This book documents the joint effort of an international group of researchers and students of architecture and landscape architecture to understand the everyday Kirkenes, its life, and the thinking of the inhabitants about the town and its future. These crucial local elements inform the students so that their design proposals can better suggest ways that the future of the town could unfold.
In 2017, Kirkenes finds itself in a transition. It has a long history as a mining community, but now sees its economy shifting towards tourism and many other activities. It is a unique town in Norway; its foundational period as an industrial society is very special, and the dramatic events of the Second World War are still evident as traces and remains in the urban landscape.

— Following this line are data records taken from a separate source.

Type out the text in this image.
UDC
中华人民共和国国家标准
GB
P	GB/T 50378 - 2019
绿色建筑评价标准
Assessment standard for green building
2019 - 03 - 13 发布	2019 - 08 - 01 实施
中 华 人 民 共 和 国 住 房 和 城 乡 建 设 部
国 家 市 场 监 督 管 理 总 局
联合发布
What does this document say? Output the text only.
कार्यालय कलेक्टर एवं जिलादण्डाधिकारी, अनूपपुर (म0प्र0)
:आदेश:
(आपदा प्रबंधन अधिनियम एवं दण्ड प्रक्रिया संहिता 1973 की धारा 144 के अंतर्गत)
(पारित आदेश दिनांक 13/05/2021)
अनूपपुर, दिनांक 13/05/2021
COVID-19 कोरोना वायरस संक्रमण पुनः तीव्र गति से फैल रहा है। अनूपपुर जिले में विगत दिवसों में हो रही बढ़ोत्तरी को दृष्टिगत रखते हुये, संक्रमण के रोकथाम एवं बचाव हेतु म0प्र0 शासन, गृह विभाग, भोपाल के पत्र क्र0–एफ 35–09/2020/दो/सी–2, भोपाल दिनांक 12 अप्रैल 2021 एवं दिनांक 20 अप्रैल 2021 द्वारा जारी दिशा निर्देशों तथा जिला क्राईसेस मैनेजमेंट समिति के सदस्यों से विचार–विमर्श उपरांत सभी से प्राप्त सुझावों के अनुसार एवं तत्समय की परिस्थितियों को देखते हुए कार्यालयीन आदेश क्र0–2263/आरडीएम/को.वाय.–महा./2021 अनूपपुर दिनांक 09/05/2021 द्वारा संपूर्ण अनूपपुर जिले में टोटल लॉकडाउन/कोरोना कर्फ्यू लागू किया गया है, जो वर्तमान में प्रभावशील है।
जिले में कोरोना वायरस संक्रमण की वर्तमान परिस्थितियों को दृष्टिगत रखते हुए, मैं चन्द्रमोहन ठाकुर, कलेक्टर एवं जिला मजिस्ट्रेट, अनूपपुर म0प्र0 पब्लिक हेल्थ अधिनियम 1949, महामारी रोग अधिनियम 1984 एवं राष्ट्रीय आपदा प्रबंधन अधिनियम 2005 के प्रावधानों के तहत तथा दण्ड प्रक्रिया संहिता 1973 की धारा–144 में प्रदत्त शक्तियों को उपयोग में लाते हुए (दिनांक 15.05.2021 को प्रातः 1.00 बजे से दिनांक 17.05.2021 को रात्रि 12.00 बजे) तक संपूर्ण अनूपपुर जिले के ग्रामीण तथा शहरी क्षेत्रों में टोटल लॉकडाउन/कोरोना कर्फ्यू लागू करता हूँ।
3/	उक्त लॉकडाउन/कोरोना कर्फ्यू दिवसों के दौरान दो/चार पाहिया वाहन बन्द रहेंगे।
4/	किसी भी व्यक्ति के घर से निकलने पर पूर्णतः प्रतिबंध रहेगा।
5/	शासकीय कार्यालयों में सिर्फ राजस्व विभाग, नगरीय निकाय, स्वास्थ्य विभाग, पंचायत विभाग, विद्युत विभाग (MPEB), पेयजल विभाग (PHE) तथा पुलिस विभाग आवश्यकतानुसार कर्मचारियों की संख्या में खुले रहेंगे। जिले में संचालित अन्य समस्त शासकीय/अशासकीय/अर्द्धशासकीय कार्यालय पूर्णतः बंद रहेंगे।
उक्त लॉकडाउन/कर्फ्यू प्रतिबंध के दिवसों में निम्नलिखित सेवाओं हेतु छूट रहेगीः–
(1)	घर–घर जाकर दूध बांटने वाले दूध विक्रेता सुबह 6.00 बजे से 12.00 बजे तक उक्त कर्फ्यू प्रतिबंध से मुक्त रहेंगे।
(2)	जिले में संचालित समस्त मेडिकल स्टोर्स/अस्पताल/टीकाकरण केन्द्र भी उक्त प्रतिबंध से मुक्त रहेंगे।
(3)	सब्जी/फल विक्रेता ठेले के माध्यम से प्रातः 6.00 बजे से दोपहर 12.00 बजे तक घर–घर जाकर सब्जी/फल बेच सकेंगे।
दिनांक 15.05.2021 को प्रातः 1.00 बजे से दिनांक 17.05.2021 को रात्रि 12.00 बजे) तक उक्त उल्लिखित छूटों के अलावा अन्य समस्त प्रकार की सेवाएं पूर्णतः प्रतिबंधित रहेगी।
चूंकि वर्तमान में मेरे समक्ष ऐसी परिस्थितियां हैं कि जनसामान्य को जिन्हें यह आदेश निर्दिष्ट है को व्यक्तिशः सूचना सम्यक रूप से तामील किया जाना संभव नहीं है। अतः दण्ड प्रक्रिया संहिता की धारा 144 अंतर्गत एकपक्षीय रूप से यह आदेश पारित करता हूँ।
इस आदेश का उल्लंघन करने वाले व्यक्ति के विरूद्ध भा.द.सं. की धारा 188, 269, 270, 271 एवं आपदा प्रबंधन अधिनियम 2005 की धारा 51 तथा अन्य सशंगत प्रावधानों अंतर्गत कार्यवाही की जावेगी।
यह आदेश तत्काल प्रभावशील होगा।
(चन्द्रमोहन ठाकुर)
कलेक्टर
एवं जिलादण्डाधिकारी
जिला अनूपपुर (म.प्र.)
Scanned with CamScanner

Although it lies about 400 km north of the Arctic Circle, Kirkenes does not strike one as a very typical ‘Arctic City’. There are far too many trees and it seems far more economically diversified than one would expect to fit pre-conceived ideas of desolate landscapes and socially marginal populations. It simply does not feel peripheral in the way that the Arctic is usually seen to be. This may be a result of global shifts in which the Arctic region is much more central to how people, businesses and governments think and act. And Kirkenes is an example of a settlement in the Arctic that is primarily investing in an ‘Arctic’ identity as a tourist destination (husky tours, northern lights and snow hotels), all while this notion plays very little role in the everyday life of the town’s inhabitants.
Our mission is not to standardise ideas about what Arctic cities are, but rather to investigate how the local context of places in the Arctic, like Kirkenes, makes them unique, and how everyday life unfolds here. We see Kirkenes as a local place, in a landscape, but also as a location that is changing in response to ideas and aspirations of locals, businesses and politicians, and further as a result of changes in national and international politics and economy.